Table of contents

Problem Summary
Time Schedules and Spatial Structures
Constitution of a Nanogrid
Energy Balance
Order Processing
EV Operation
Charge/Discharge to the Battery of a Nanogrid
Scoring
Problem B
Input and Output Format 1
Input and Output Format 2
Input and Output Format 3
Constraints for Input and Output
Example of Inputs and Outputs
Sample Code B

Problem Summary

In this problem, you operate multiple electric vehicles (EVs) so that you can transport customers and goods from one place to another place efficiently while protecting distributed nanogrids from overloading the electrical supply to EVs and providing additional power from EVs if there is a power shortage in the nanogrids.
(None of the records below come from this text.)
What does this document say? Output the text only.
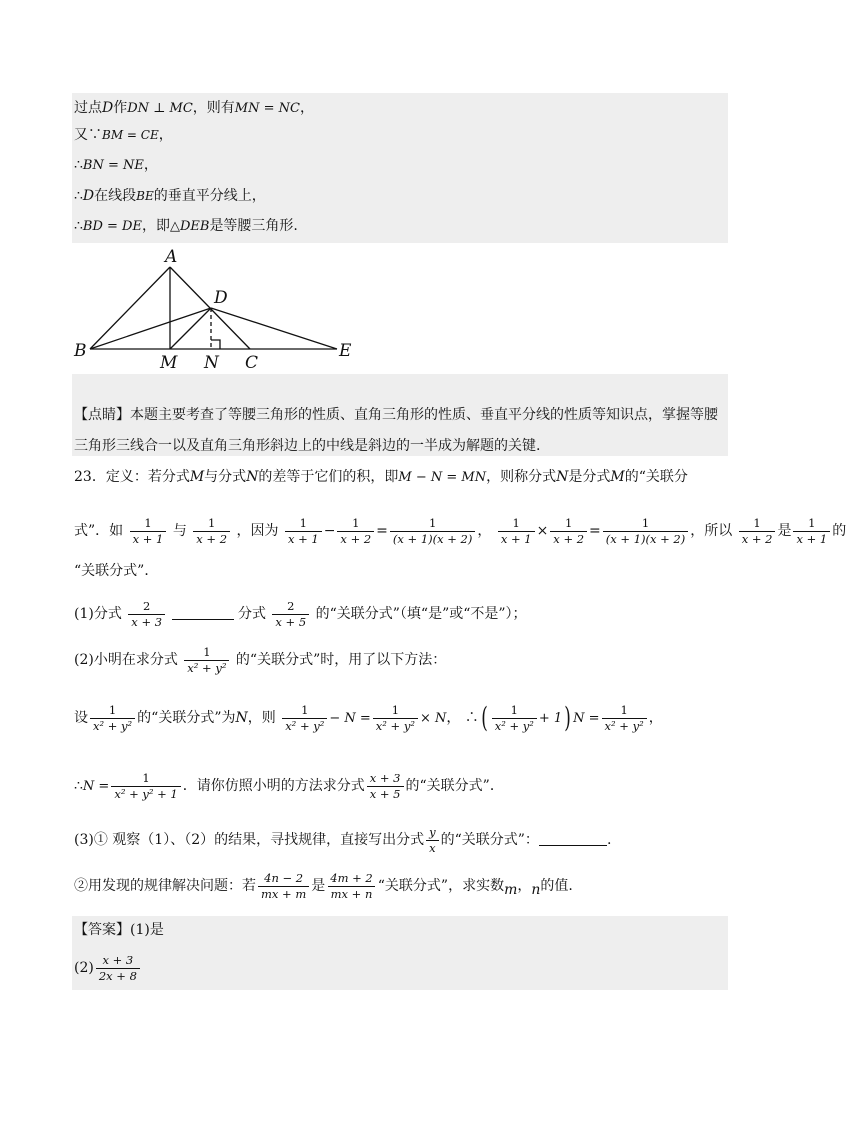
过点D作DN ⊥ MC，则有MN = NC，
又∵BM = CE，
∴BN = NE，
∴D在线段BE的垂直平分线上，
∴BD = DE，即△DEB是等腰三角形.
A
D
B
M N C
E
【点睛】本题主要考查了等腰三角形的性质、直角三角形的性质、垂直平分线的性质等知识点，掌握等腰
三角形三线合一以及直角三角形斜边上的中线是斜边的一半成为解题的关键.
23．定义：若分式M与分式N的差等于它们的积，即M − N = MN，则称分式N是分式M的“关联分
式”．如 $\frac{1}{x + 1}$ 与 $\frac{1}{x + 2}$ ，因为 $\frac{1}{x + 1} - \frac{1}{x + 2} = \frac{1}{(x + 1)(x + 2)}$ ， $\frac{1}{x + 1} \times \frac{1}{x + 2} = \frac{1}{(x + 1)(x + 2)}$ ，所以 $\frac{1}{x + 2}$ 是 $\frac{1}{x + 1}$ 的
“关联分式”．
(1)分式 $\frac{2}{x + 3}$	分式 $\frac{2}{x + 5}$ 的“关联分式”（填“是”或“不是”）；
(2)小明在求分式 $\frac{1}{\text{x² + y²}}$ 的“关联分式”时，用了以下方法：
设 $\frac{1}{\text{x² + y²}}$ 的“关联分式”为N，则 $\frac{1}{\text{x² + y²}} - N = \frac{1}{\text{x² + y²}} \times N$， ∴( $\frac{1}{\text{x² + y²}} + 1$) $N = \frac{1}{\text{x² + y²}}$ ，
∴N = $\frac{1}{\text{x² + y² + 1}}$ ．请你仿照小明的方法求分式 $\frac{x + 3}{x + 5}$ 的“关联分式”．
(3)① 观察（1）、（2）的结果，寻找规律，直接写出分式 $\frac{y}{x}$ 的“关联分式”：	.
②用发现的规律解决问题：若 $\frac{4n - 2}{mx + m}$ 是 $\frac{4m + 2}{mx + n}$ “关联分式”，求实数m，n的值.
【答案】(1)是
$(2) \frac{x + 3}{2x + 8}$
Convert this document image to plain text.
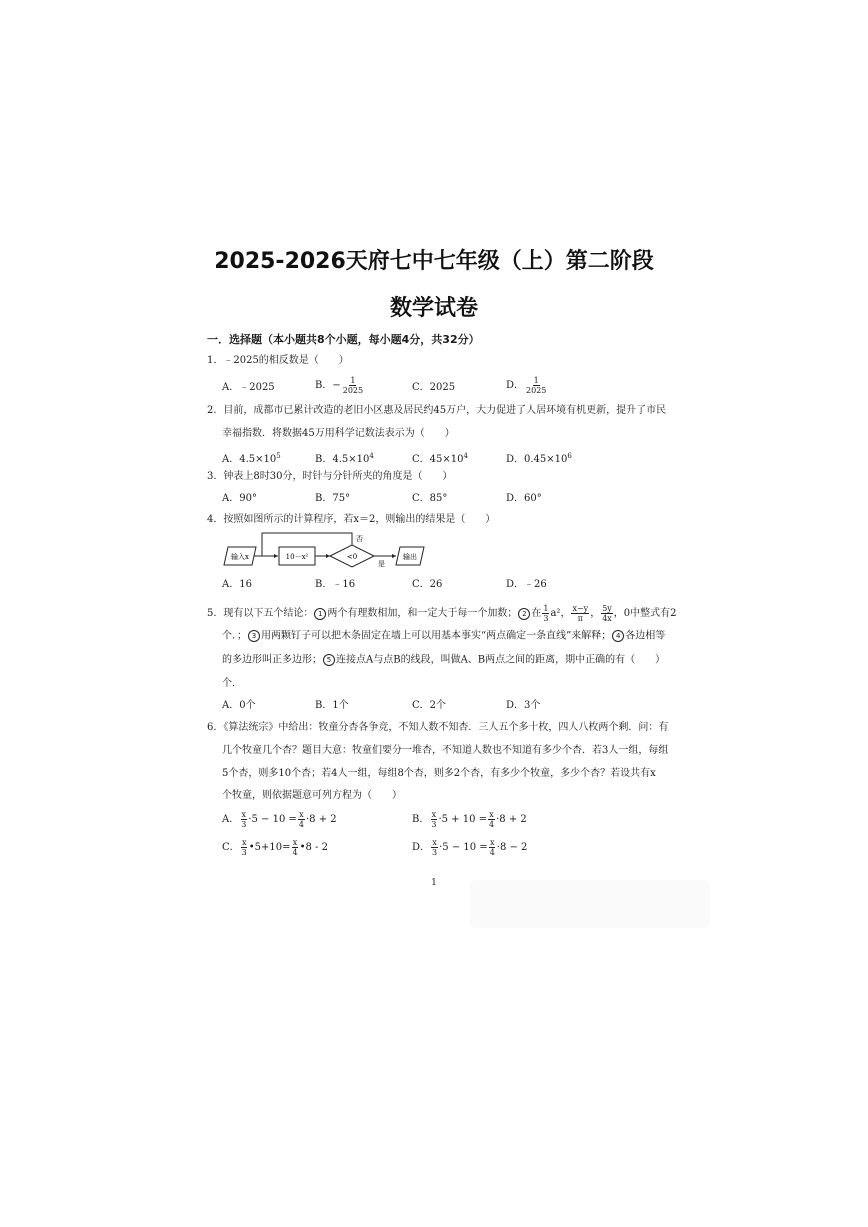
2025-2026天府七中七年级（上）第二阶段
数学试卷
一．选择题（本小题共8个小题，每小题4分，共32分）
1．﹣2025的相反数是（　　）
A．﹣2025	B．− $\frac{1}{2025}$	C．2025	D． $\frac{1}{2025}$
2．目前，成都市已累计改造的老旧小区惠及居民约45万户，大力促进了人居环境有机更新，提升了市民
幸福指数．将数据45万用科学记数法表示为（　　）
A．$4.5\times 10^5$	B．$4.5\times 10^4$	C．$45\times 10^4$	D．$0.45\times 10^6$
3．钟表上8时30分，时针与分针所夹的角度是（　　）
A．90°	B．75°	C．85°	D．60°
4．按照如图所示的计算程序，若x＝2，则输出的结果是（　　）
输入x	10－x²	<0
否
是
输出
A．16	B．﹣16	C．26	D．﹣26
5．现有以下五个结论： 1 两个有理数相加，和一定大于每一个加数； 2 在 $\frac{1}{3} a^2$， $\frac{x-y}{\pi}$ ， $\frac{5y}{4x}$ ，0中整式有2
个．； 3 用两颗钉子可以把木条固定在墙上可以用基本事实“两点确定一条直线”来解释； 4 各边相等
的多边形叫正多边形； 5 连接点A与点B的线段，叫做A、B两点之间的距离，期中正确的有（　　）
个．
A．0个	B．1个	C．2个	D．3个
6．《算法统宗》中给出：牧童分杏各争竞，不知人数不知杏．三人五个多十枚，四人八枚两个剩．问：有
几个牧童几个杏？题目大意：牧童们要分一堆杏，不知道人数也不知道有多少个杏．若3人一组，每组
5个杏，则多10个杏；若4人一组，每组8个杏，则多2个杏，有多少个牧童，多少个杏？若设共有x
个牧童，则依据题意可列方程为（　　）
A． $\frac{x}{3} \cdot 5 - 10 = \frac{x}{4} \cdot 8 + 2$	B． $\frac{x}{3} \cdot 5 + 10 = \frac{x}{4} \cdot 8 + 2$
C． $\frac{x}{3}$ •5+10= $\frac{x}{4}$ •8 - 2	D． $\frac{x}{3} \cdot 5 - 10 = \frac{x}{4} \cdot 8 - 2$
1
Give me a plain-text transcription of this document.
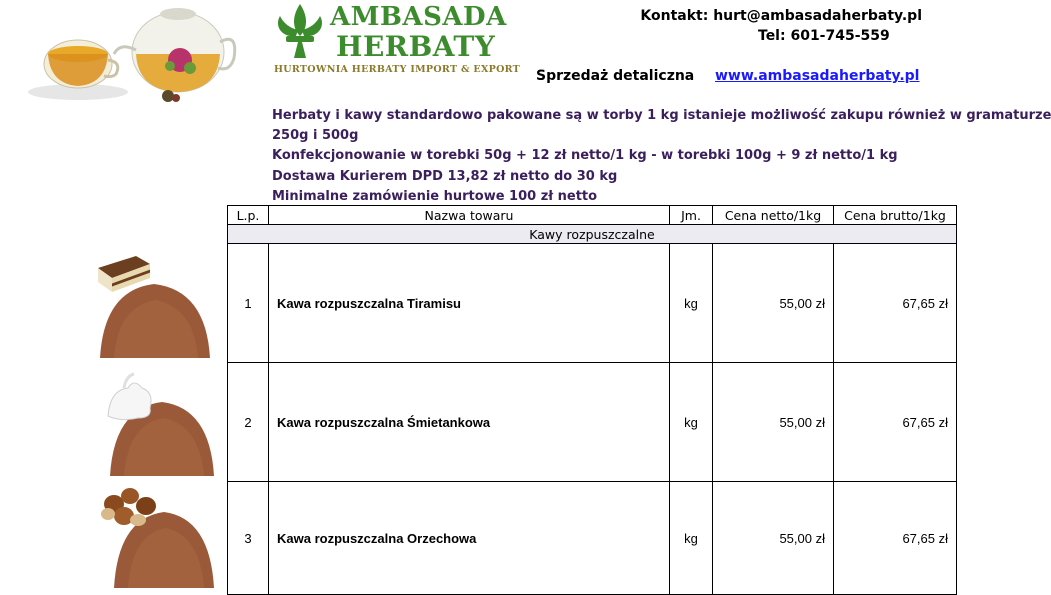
AMBASADA
HERBATY
HURTOWNIA HERBATY IMPORT & EXPORT
Kontakt: hurt@ambasadaherbaty.pl
Tel: 601-745-559
Sprzedaż detaliczna www.ambasadaherbaty.pl
Herbaty i kawy standardowo pakowane są w torby 1 kg istanieje możliwość zakupu również w gramaturze
250g i 500g
Konfekcjonowanie w torebki 50g + 12 zł netto/1 kg - w torebki 100g + 9 zł netto/1 kg
Dostawa Kurierem DPD 13,82 zł netto do 30 kg
Minimalne zamówienie hurtowe 100 zł netto
L.p.	Nazwa towaru	Jm.	Cena netto/1kg	Cena brutto/1kg
Kawy rozpuszczalne
1	Kawa rozpuszczalna Tiramisu	kg	55,00 zł	67,65 zł
2	Kawa rozpuszczalna Śmietankowa	kg	55,00 zł	67,65 zł
3	Kawa rozpuszczalna Orzechowa	kg	55,00 zł	67,65 zł
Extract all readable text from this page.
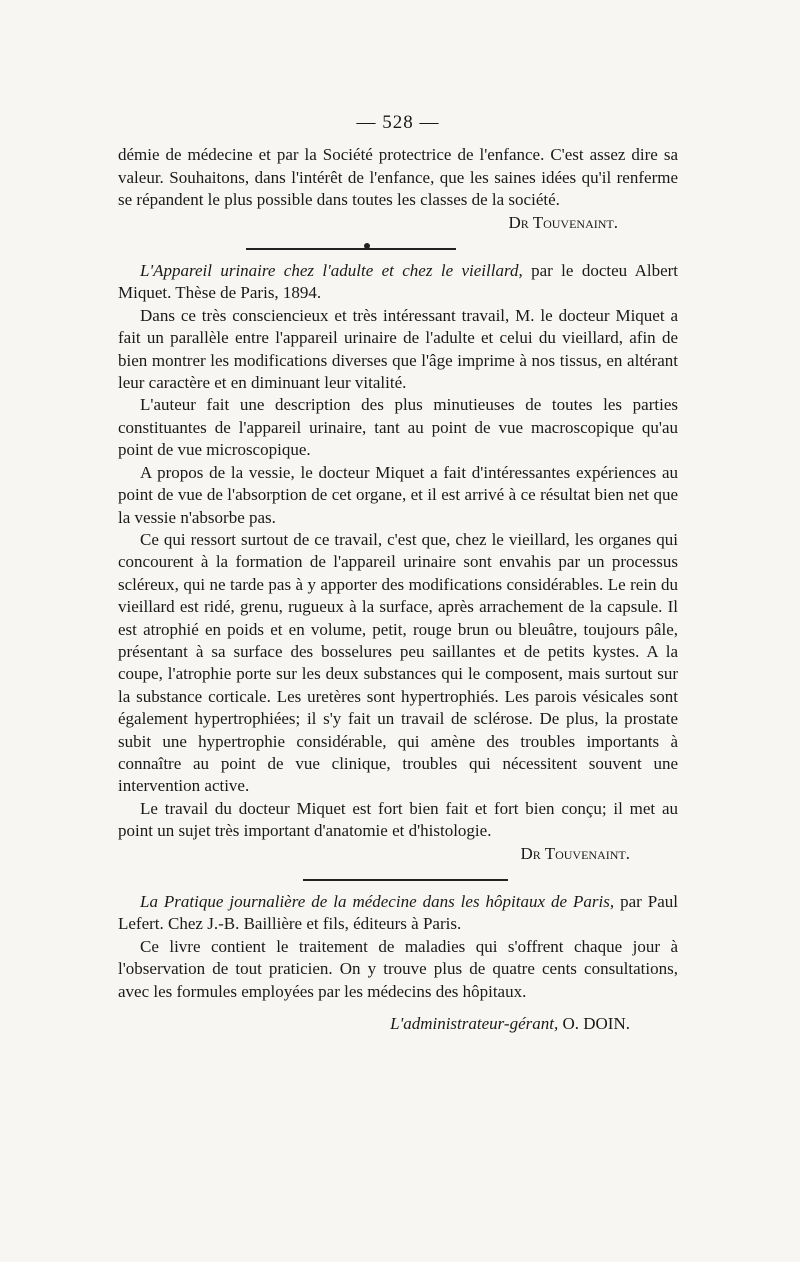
— 528 —

démie de médecine et par la Société protectrice de l'enfance. C'est assez dire sa valeur. Souhaitons, dans l'intérêt de l'enfance, que les saines idées qu'il renferme se répandent le plus possible dans toutes les classes de la société.

Dr Touvenaint.

L'Appareil urinaire chez l'adulte et chez le vieillard, par le docteu Albert Miquet. Thèse de Paris, 1894.

Dans ce très consciencieux et très intéressant travail, M. le docteur Miquet a fait un parallèle entre l'appareil urinaire de l'adulte et celui du vieillard, afin de bien montrer les modifications diverses que l'âge imprime à nos tissus, en altérant leur caractère et en diminuant leur vitalité.

L'auteur fait une description des plus minutieuses de toutes les parties constituantes de l'appareil urinaire, tant au point de vue macroscopique qu'au point de vue microscopique.

A propos de la vessie, le docteur Miquet a fait d'intéressantes expériences au point de vue de l'absorption de cet organe, et il est arrivé à ce résultat bien net que la vessie n'absorbe pas.

Ce qui ressort surtout de ce travail, c'est que, chez le vieillard, les organes qui concourent à la formation de l'appareil urinaire sont envahis par un processus scléreux, qui ne tarde pas à y apporter des modifications considérables. Le rein du vieillard est ridé, grenu, rugueux à la surface, après arrachement de la capsule. Il est atrophié en poids et en volume, petit, rouge brun ou bleuâtre, toujours pâle, présentant à sa surface des bosselures peu saillantes et de petits kystes. A la coupe, l'atrophie porte sur les deux substances qui le composent, mais surtout sur la substance corticale. Les uretères sont hypertrophiés. Les parois vésicales sont également hypertrophiées; il s'y fait un travail de sclérose. De plus, la prostate subit une hypertrophie considérable, qui amène des troubles importants à connaître au point de vue clinique, troubles qui nécessitent souvent une intervention active.

Le travail du docteur Miquet est fort bien fait et fort bien conçu; il met au point un sujet très important d'anatomie et d'histologie.

Dr Touvenaint.

La Pratique journalière de la médecine dans les hôpitaux de Paris, par Paul Lefert. Chez J.-B. Baillière et fils, éditeurs à Paris.

Ce livre contient le traitement de maladies qui s'offrent chaque jour à l'observation de tout praticien. On y trouve plus de quatre cents consultations, avec les formules employées par les médecins des hôpitaux.

L'administrateur-gérant, O. DOIN.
Since EVs consume electricity proportional to their distances traveled, they need to charge from nanogrids if necessary. Each nanogrid is equipped with a battery, a photovoltaic (PV) power system and a fuel engine. Power generation, consumption and charge/discharge to EVs occur in each nanogrid and their time-varying imbalance is compensated by charge/discharge from the battery and electrical supply from outside.

The toolkit, which can be downloaded from the bottom of this page, contains a sample of contestant code in which input/output such as reading data from the judge code has already been implemented. Also, regarding the operation of EV, "all stay", "random walk", and "multiple transportation" have been implemented as examples. When implementing a new algorithm, the sample is designed so that you can focus on describing the operation of EV by inheriting the strategy class. (See README.md for details.) You can use the sample when submitting your code.